Description of original award (Fiscal Year 2021, $499,838)

Founded in 1993, SOS Outreach (SOS) supports target youth who are at risk for delinquency and mental health issues because of circumstance (poverty, race/ethnicity) and individual and behavioral risks (e.g. bullying, low self-esteem, anxiety) to introduce them to the life skills needed to self-regulate and make positive decisions to avoid negative behaviors. Using a group mentoring approach set in the outdoors, SOS has engaged more than 80,000 youth and 3,000 mentors since its inception and maintains a strong mentoring reputation and tenure across four states: Colorado, Utah, Nevada, and California. Targeted sites for mentor expansion include Summit County, UT and Routt & Moffat Counties, CO, where SOS will double existing mentoring participation; with incremental growth across remaining locations (Denver, Eagle, Lake, La Plata and Summit Counties in CO, North Lake Tahoe, CA/NV and South Lake Tahoe, CA)

SOS’ mentoring goals are to improve outcomes for at-risk youth and reduce negative outcomes. To achieve, SOS will 1) expand existing progressive group mentoring services to increase the number of youth (ages 8-17) receiving group mentoring services to 2,860 youth; 2) increase the number of well-trained mentors to 740 adult mentors; and, 3) develop and implement program design enhancements identified in the National Quality Mentoring System assessment that further align with research and evidence on effective mentoring approaches in four of the six core standards: recruitment, screening, training, and monitoring and support. 

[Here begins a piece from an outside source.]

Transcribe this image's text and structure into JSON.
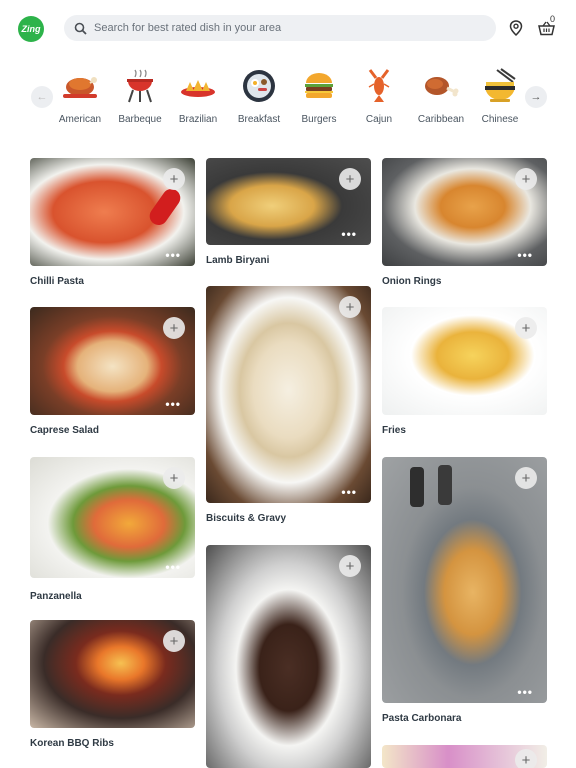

As detailed in narrative and timeline, all enhancements will be completed both internally with technical assistance and outside funding, and externally by nationally recognized experts, Drs. Carla Herrera and Samuel McQuillin, who have both committed to assist upon the successful award. Key activities include: formalization of mentor recruitment plan to track referral sources, innovation in parent orientations, robust multi-year mentor training program development, ongoing diversity, equity, and inclusion trainings for staff/mentors, cross-agency integration of all curriculum-led communications including Spanish translation of all newly created enhancements to ensure robust communication strategies with participant families, and review of existing mentoring outcome survey instrument. 

Progress towards goals and objectives will be tracked monthly, quarterly, bi-annually, and annually for continuous monitoring and project improvement. Outcome measures include an increased sense of purpose and belonging, demonstrated resilience through use of social emotional learning skills, and the ability to make ethical decisions through use of SOS core values (courage, discipline, integrity, wisdom, compassion, humility).